Re: [RFC,PATCH] ipvs: Fix race condition in lblb and lblcr schedulers

Sven Wegener <sven.wegener@xxxxxxxxxxx> · Tue, 12 Aug 2008 15:07:48 +0200 (CEST)

On Tue, 12 Aug 2008, Sven Wegener wrote:

> On Tue, 12 Aug 2008, Simon Horman wrote:
> 
> > On Tue, Aug 12, 2008 at 12:57:21AM +0200, Sven Wegener wrote:
> > > Both schedulers have a race condition that happens in the following 
> > > situation:
> > > 
> > > We have an entry in our table that already has expired according to it's 
> > > last use time.
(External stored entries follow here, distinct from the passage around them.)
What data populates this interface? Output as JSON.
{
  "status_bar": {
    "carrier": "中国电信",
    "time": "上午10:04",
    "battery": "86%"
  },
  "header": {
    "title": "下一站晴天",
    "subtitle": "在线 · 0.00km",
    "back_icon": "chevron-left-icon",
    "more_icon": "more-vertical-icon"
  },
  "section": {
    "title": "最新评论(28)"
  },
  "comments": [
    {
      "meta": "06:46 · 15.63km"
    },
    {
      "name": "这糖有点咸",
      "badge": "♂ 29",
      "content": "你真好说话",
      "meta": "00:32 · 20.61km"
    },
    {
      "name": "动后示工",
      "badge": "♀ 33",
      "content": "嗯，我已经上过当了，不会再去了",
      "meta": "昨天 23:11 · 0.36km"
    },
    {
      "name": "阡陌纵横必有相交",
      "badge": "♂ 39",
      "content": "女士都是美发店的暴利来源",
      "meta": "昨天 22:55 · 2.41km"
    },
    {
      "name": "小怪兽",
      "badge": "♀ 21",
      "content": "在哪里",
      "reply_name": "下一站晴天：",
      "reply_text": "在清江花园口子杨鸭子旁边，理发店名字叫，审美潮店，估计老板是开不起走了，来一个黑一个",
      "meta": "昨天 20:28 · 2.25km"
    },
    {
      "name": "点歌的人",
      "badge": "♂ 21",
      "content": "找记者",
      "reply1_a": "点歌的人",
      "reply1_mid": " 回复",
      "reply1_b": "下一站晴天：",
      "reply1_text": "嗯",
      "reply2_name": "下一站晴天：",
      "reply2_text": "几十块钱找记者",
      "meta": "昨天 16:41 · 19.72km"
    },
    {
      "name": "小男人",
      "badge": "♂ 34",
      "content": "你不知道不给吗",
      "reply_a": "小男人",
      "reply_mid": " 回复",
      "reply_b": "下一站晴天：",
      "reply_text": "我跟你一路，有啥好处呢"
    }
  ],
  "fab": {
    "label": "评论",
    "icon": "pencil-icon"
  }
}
Then we need to schedule a new connection that uses this 
> > > entry.
> > > 
> > > CPU 1                           CPU 2
> > > 
> > > ip_vs_lblc_schedule()
> > >   ip_vs_lblc_get()
> > >     lock table for read
> > >     find entry
> > >     unlock table
> > >                                 ip_vs_lblc_check_expire()
> > >                                   lock table for write
> > >                                   kfree() expired entry
> > >                                   unlock table
> > >     return invalid entry
> > > 
> > > Problem is that we assign the last use time outside of our critical 
> > > region. We can make hitting this race more difficult, if not impossible, 
> > > if we assign the last use time while still holding the lock for reading. 
> > > That gives us six minutes during which it's save to use the entry, which 
> > > should be enough for our use case, as we're going to use it immediately 
> > > and don't keep a long reference to it.
> > > 
> > > We're holding the lock for reading and not for writing. The last use time 
> > > is an unsigned long, so the assignment should be atomic by itself. And we 
> > > don't care, if some other user sets it to a slightly different value. The 
> > > read_unlock() implies a barrier so that other CPUs see the new last use 
> > > time during cleanup, even if we're just using a read lock.
> > > 
> > > Other solutions would be: 1) protect the whole ip_vs_lblc_schedule() with 
> > > write_lock()ing the lock, 2) add reference counting for the entries, 3) 
> > > protect each entry with it's own lock. And all are bad for performance.
> > > 
> > > Comments? Ideas?
> > 
> > Is there a pathological case here if sysctl_ip_vs_lblc_expiration is
> > set to be very short and we happen to hit ip_vs_lblc_full_check()?
> 
> Yes.
> 
> > To be honest I think that I like the reference count approach best,
> > as it seems safe and simple. Is it really going to be horrible
> > for performance?
> 
> Probably not, I guess the sentence was a bit pessimistic.
> 
> > If so, I wonder if a workable solution would be to provide a more fine-grained
> > lock on tbl. Something like the way that ct_read_lock/unlock() works.
> 
> Also possible. But I guess I was thinking too complicated last night. What 
> I was after with the "protect the whole ip_vs_lblc_schedule() with 
> write_lock()ing the lock" was also to simply prevent someone adding 
> duplicate entries. If we just extend the read_lock() region to cover the 
> whole usage of the entry and do an additional duplicate check during 
> inserting the entry under write_lock(), we fix the issue and also fix the 
> race that someone may add duplicate entries. We have a bit overhead, 
> because we unlock/lock and also there is a chance of doing one or more 
> useless __ip_vs_wlc_schedule(), but in the end this should work. More 
> fine-grained locking could help to lower the impact.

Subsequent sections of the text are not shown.